Ele está acima de nós?
Teorias sobre a existência ou a ausência de Deus existem aos montes e suscitam uma pergunta que precisa ser respondida primeiro: dá para levar alguma delas a sério?
Texto Reinaldo José Lopes
Quanto aos deuses, não tenho meios de saber se eles existem ou não, ou que aparência eles têm. Muitas coisas limitam o meu conhecimento, como a obscuridade do assunto, a brevidade da vida humana e o fato de que eles nunca aparecem.” A frase é do filósofo grego Protágoras de Abdera, que viveu há cerca de 2,5 mil anos, e virou uma espécie de advertência-padrão para os que tentam buscar indícios palpáveis do sobrenatural.
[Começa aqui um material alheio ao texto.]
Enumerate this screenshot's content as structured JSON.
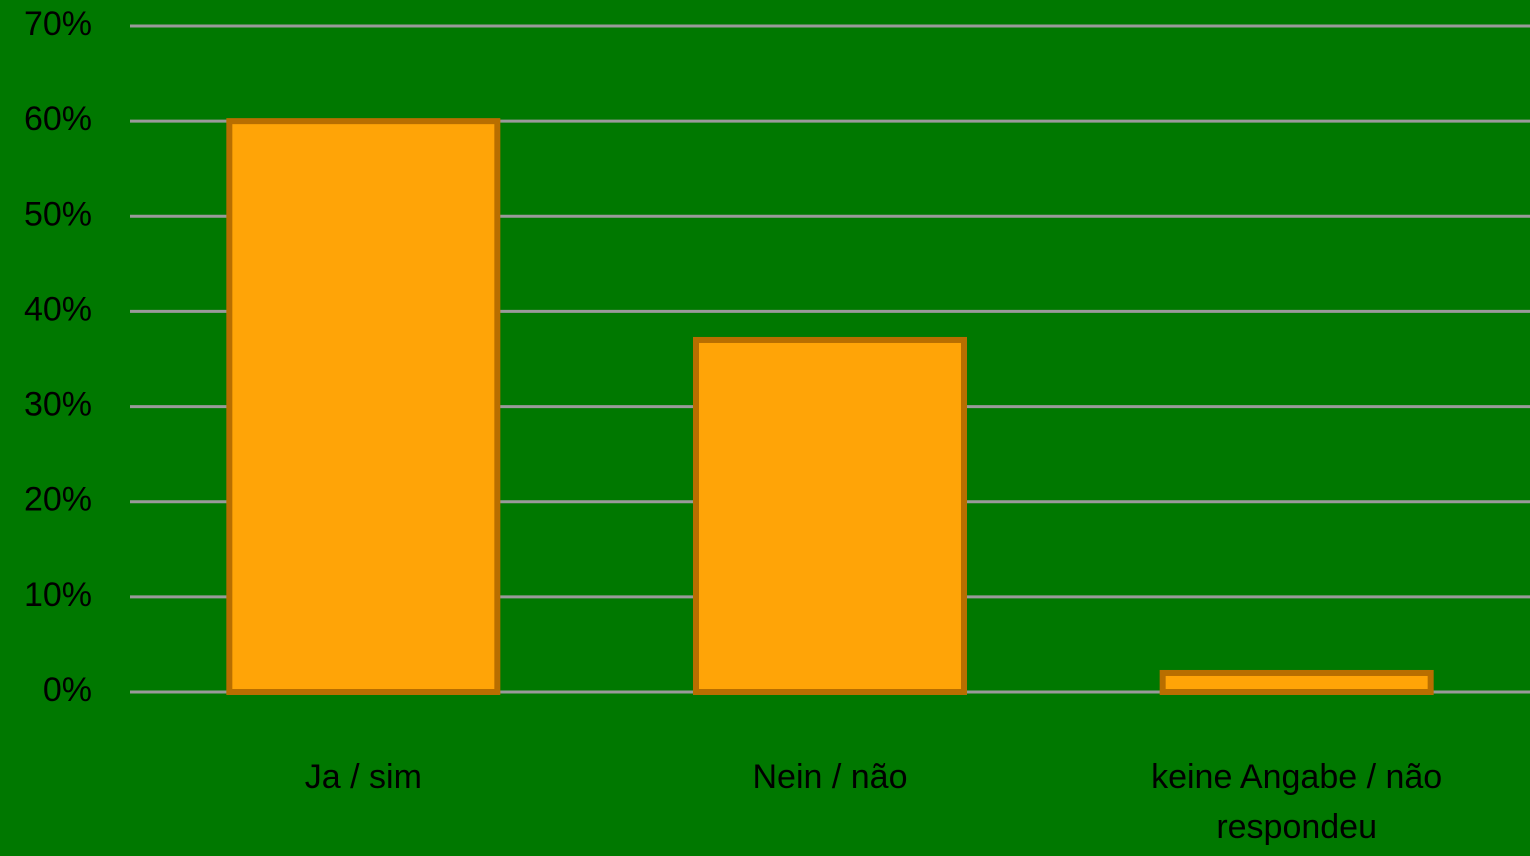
{
  "chart_data": {
    "type": "bar",
    "categories": [
      "Ja / sim",
      "Nein / não",
      "keine Angabe / não respondeu"
    ],
    "values": [
      60,
      37,
      2
    ],
    "color": "#ffa407",
    "ylim": [
      0,
      70
    ],
    "yticks": [
      {
        "value": 0,
        "label": "0%"
      },
      {
        "value": 10,
        "label": "10%"
      },
      {
        "value": 20,
        "label": "20%"
      },
      {
        "value": 30,
        "label": "30%"
      },
      {
        "value": 40,
        "label": "40%"
      },
      {
        "value": 50,
        "label": "50%"
      },
      {
        "value": 60,
        "label": "60%"
      },
      {
        "value": 70,
        "label": "70%"
      }
    ],
    "grid": true
  }
}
Não que isso tenha impedido as pes-soas de tentar ao longo dos séculos, claro. Argumentos favoráveis e contrários à existência de Deus podem ser encontrados aos montes, por todo lado – alguns baseados em puro raciocínio filosófico, outros escorados (ou supostamente escorados) em conhecimentos científicos. Fica a pergunta: será que realmente dá para levar algum deles a sério?
Como em quase tudo na vida, a resposta é “depende”. Depende, para começar, do tipo de Deus que se tem em mente. Como você está lendo esta revista em português, publicada no maior país católico do mundo, é inevitável que a nossa discussão se concentre em torno do Deus das grandes religiões monoteístas – cristianismo, judaísmo e islamismo. Independentemente dos detalhes dessas 3 crenças (e das variantes internas delas), esse Deus tem algumas coisas em comum. Ele é visto por todos os monoteístas como um ser supremamente poderoso, sábio e bondoso, responsável pela origem do Universo e de tudo que existe nele.
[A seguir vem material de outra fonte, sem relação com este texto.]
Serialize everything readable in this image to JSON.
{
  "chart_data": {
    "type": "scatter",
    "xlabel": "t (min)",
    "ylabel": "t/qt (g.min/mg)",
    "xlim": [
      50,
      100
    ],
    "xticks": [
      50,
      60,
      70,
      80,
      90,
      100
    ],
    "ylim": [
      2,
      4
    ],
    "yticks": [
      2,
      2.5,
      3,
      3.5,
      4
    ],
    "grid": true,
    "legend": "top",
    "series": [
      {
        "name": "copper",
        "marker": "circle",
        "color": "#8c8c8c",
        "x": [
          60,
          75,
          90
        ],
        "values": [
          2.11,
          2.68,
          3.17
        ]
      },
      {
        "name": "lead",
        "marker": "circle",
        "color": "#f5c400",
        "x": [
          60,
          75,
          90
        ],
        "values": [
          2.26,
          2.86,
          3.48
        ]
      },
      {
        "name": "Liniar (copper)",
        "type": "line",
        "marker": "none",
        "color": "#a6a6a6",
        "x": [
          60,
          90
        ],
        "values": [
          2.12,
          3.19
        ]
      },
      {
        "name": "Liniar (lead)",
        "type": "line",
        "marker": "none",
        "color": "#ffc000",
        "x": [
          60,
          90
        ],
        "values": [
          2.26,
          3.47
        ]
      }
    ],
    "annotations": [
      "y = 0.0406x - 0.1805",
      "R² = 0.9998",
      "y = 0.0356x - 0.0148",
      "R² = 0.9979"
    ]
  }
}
A maioria dos crentes também professa que essa deidade tem um interesse especial pelos seres humanos, sendo capaz de julgar suas ações para o bem e para o mal, de perdoar os pecados e de intervir no mundo. Os argumentos usados no Ocidente para discutir a existência ou a ausência de Deus sempre acabam levando esse perfil específico do divino em conta, embora outras maneiras de encarar a divindade sejam possíveis.
Pistas cósmicas
Com os conhecimentos científicos que temos neste começo do século 21, ninguém é capaz de contrariar seriamente a ideia de que processos naturais, agindo ao longo de bilhões de anos, deram origem ao Universo, ao sistema solar, à Terra e à vida que existe nela. Não há provas de que Deus tenha interferido diretamente em nenhuma dessas etapas. O buraco, no entanto, é mais embaixo. De onde vieram as leis que regem o Universo? E por que elas são do jeito que são?
O problema não é apenas a mera ordem do Cosmos. Todos os aspectos mais fundamentais do Universo – como a intensidade da força da gravidade, o tipo de interação que existe entre as partículas no núcleo dos átomos, e assim por diante – parecem ter sido minuciosamente “projetados” para tornar possíveis a química complexa e a vida.
Variações muito pequenas nesses parâmetros – da ordem de 2% ou menos, digamos – seriam suficientes para criar um Universo monótono, incapaz de evoluir e produzir seres vivos. Se uma variação dessa ordem ocorresse na força nuclear forte, que ajuda a “construir” e estabilizar os prótons e os nêutrons dos átomos, as estrelas seriam incapazes de produzir os elementos químicos essenciais à vida, como carbono e ferro.
A coincidência da “regulagem” de todos esses fatores cósmicos sugere, para alguns, uma inteligência que teria programado o Universo, de modo a que ele se tornasse campo fértil para a vida. Tais parâmetros só poderiam ter sido estabelecidos antes do nascimento do Cosmos, argumentam os defensores dessa tese. E esse seria mais um indício da existência de uma “mente primordial”. Em outras palavras: uma força que existe fora do Universo, mas é capaz de agir sobre ele. Esse conceito se parece um bocado com a definição tradicional de Deus.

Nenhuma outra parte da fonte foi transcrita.